Aşırı Arzu ve İsteklere Karşı Zühd
Aşırı Arzu ve İsteklere Karşı Zühd. Her ne şekilde olursa olsun kul, nefsinin kötü arzularından gönlünü çekerse, bütünüyle dünyadan gönlünü çekmiş olur. İşte bu, insanın nefsine karşı zühd hâlini elde etmektir.
Geçici ve fâni şeylerden gerçek mânâda gönül çekmek, baki olan ahiretten de gönlü çekmeyi gerektirir. Çünkü kul, fâni dünyadan gönlünü çektiği halde, baki olan ahiret nimetlerinden gönlünü çekemeyebilir. Bu durumda da içinde bir rağbet ve arzu bulunmuş olur. Oysa baki olan ahiret nimetlerinden gönlünü çektiğinde, fâni olan dünyadan zaten gönlünü çekmiş olur. Çünkü dünya, ahiret için istenir. Ahiret nimetleri elbette Müslümanlar açısından değerlidir, fakat hedef bu nimetler değil en nihayetinde Cenâb-ı Hâkk’ın rızası ve cemâli olmalıdır.

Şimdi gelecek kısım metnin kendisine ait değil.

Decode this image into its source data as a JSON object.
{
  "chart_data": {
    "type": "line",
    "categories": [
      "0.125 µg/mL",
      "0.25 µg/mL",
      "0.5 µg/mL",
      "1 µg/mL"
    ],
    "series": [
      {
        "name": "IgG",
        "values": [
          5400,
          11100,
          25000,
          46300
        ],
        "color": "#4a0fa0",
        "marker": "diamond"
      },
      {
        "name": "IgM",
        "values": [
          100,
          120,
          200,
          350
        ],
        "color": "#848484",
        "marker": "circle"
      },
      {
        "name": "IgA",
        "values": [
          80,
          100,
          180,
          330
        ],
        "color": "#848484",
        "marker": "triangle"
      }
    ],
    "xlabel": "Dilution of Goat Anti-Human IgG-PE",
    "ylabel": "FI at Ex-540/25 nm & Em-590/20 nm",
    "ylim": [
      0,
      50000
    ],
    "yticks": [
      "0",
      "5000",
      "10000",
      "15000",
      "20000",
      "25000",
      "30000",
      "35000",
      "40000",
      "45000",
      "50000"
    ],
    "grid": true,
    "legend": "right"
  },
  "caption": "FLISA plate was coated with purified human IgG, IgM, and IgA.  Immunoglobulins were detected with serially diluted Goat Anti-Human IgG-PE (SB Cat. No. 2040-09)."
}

Dünyanın aslı hevâ ve heveslere düşkünlüktür. Bazen insana bir konuda zühd hâli verilir, diğer alanda verilmez. Meselâ, kul dünya malından gönlünü çeker, fakat nefsin kötü arzularından gönlünü çekemez. Yine ev-ocak yapmaktan gönlünü çeker fakat giyim kuşam ve yemek konusunda zühd hâlini elde edemez. Dünya malından gözünü gönlünü çeker, fakat herhangi bir günâhtan veya hevâsının kendisine galip gelmesinden dolayı makâm ve mansıptan gönlünü çekemez. Her ne şekilde olursa olsun kul, nefsinin kötü arzularından gönlünü çekerse, bütünüyle dünyadan gönlünü çekmiş olur. İşte bu, insanın nefsine karşı zühd hâlini elde etmektir. Çünkü nefis, dünyaya rağbetin kaynağıdır; hevâ (kötü arzular) ise nefsin ruhudur. Yunus b. Meysere el-Geylânî (rh.a.) şöyle demiştir: “Dünyaya karşı zühd sahibi olmak, helâl olan şeyleri nefsine haram yapmak, elindeki malı zayi etmek değildir.

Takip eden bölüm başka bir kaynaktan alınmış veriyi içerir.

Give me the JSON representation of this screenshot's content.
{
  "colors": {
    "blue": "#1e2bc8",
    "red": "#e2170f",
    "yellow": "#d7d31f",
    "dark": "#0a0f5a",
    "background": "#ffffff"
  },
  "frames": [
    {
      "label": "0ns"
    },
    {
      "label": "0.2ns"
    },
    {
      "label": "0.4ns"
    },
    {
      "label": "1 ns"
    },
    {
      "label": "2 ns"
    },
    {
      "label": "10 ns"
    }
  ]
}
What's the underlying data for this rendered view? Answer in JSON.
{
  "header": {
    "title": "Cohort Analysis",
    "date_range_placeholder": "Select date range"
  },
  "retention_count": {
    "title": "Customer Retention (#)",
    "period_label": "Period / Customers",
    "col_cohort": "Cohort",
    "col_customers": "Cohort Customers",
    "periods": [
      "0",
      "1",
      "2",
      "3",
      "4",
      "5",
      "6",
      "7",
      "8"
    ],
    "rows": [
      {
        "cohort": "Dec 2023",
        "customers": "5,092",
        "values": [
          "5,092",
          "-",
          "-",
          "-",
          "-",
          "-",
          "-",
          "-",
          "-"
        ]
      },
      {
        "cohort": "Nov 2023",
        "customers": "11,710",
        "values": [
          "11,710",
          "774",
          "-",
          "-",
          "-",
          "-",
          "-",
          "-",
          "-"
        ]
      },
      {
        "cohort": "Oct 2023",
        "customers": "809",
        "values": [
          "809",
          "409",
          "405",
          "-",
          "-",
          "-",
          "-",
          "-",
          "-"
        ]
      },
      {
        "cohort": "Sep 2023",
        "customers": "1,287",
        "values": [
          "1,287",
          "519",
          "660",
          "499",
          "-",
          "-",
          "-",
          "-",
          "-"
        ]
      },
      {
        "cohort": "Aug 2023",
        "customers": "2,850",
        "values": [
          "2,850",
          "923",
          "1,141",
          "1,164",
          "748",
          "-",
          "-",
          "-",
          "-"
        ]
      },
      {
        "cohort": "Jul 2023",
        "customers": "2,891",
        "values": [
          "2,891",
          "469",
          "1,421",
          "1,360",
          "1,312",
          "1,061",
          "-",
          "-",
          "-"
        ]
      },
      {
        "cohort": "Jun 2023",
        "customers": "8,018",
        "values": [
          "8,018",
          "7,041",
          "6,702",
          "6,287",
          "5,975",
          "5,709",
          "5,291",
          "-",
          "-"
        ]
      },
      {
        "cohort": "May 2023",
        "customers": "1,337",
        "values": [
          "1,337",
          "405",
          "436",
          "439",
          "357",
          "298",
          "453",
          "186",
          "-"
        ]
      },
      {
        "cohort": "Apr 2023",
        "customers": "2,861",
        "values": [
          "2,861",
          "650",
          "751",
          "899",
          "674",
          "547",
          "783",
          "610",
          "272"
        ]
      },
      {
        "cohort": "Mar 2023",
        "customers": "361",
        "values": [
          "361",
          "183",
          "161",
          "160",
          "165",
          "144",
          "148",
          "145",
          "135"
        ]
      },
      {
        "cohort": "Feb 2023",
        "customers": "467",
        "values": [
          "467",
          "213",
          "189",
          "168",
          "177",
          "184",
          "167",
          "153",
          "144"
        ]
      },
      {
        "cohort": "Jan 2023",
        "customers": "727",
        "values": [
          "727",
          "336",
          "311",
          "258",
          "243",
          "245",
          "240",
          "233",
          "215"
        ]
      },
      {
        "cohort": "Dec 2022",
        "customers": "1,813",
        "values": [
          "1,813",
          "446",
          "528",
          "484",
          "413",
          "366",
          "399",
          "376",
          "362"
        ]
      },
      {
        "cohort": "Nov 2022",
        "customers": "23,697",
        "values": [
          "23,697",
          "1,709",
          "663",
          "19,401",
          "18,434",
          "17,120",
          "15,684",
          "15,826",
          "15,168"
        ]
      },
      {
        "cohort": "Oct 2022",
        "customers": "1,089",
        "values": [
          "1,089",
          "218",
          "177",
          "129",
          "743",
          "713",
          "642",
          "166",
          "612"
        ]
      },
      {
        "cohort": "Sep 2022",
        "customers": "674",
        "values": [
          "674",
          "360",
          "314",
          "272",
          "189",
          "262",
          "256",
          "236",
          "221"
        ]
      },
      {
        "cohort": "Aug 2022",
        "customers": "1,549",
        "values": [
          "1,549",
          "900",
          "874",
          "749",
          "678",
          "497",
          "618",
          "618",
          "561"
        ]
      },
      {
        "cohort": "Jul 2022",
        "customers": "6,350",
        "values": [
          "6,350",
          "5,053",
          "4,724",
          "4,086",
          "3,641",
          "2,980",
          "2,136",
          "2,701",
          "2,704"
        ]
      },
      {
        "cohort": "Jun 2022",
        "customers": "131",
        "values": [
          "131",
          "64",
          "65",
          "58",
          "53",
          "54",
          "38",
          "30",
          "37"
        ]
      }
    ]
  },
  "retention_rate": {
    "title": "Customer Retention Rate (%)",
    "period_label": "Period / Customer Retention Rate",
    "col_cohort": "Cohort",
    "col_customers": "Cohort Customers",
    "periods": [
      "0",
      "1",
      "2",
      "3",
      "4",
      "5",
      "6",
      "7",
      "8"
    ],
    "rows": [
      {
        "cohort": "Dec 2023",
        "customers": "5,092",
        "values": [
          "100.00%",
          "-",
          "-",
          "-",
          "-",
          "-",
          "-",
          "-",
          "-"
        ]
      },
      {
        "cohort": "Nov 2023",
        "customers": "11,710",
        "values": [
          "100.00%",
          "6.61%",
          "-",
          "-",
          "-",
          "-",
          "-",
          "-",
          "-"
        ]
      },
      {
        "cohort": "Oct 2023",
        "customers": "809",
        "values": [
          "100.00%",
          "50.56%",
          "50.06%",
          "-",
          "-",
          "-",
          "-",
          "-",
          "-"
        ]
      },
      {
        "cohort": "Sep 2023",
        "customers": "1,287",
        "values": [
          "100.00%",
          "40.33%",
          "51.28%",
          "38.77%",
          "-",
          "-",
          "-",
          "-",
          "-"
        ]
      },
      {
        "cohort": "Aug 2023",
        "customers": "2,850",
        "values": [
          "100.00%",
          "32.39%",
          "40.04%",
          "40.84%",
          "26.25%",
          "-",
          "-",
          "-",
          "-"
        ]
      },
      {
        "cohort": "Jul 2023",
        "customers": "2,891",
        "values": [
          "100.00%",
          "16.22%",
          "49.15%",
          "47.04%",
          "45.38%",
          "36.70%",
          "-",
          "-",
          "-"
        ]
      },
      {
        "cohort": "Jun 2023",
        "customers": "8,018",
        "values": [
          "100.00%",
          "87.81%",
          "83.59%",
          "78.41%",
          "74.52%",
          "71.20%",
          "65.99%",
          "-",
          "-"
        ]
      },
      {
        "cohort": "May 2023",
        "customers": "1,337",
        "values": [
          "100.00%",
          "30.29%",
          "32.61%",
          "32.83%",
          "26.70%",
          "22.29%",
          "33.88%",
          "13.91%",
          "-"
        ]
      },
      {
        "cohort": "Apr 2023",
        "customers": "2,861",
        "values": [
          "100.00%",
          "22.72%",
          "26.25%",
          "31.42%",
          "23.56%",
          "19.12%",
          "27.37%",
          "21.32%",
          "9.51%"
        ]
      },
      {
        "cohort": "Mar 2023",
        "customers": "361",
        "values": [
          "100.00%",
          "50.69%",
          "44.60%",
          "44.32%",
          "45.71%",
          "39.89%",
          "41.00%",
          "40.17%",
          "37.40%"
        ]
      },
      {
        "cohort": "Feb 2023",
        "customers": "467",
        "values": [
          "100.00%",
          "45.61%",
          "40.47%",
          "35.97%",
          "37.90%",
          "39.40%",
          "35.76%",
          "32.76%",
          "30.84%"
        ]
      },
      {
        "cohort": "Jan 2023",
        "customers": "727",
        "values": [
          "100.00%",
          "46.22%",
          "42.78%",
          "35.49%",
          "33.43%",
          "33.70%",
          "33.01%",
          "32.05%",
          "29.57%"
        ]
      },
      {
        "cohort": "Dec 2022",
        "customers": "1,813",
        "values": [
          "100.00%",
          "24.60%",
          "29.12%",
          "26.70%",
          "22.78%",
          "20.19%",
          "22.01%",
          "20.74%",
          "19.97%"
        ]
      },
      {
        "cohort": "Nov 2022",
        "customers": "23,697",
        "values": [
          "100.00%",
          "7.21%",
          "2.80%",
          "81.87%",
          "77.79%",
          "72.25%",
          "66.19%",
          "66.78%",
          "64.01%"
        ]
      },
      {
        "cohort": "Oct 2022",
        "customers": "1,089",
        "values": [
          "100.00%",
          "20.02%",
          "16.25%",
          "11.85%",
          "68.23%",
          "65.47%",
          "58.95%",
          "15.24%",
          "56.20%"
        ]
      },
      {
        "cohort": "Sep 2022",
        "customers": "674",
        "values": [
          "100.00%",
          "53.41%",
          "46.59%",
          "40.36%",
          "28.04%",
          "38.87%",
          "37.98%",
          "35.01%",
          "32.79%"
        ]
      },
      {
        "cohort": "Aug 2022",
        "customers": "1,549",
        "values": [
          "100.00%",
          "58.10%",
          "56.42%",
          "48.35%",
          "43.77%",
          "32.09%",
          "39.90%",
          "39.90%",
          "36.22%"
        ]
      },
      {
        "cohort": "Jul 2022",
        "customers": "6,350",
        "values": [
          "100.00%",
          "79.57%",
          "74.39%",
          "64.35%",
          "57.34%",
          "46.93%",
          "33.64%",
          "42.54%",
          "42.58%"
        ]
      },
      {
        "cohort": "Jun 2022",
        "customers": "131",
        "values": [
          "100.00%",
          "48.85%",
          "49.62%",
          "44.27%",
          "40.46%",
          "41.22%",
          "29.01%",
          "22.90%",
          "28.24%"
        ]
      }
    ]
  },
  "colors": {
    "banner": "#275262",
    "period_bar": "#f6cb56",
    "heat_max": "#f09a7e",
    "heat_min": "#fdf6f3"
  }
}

Dünyaya karşı zühd, Allâh (c.c.)’un katındaki nimet ve sevâplara kendi elindeki maldan daha fazla güvenmen, bir musibete uğradığındaki hâlinin, musibetten önceki hâlinle aynı olması, hâkk yolda seni kınayanla övenin bir farkı olmamasıdır.”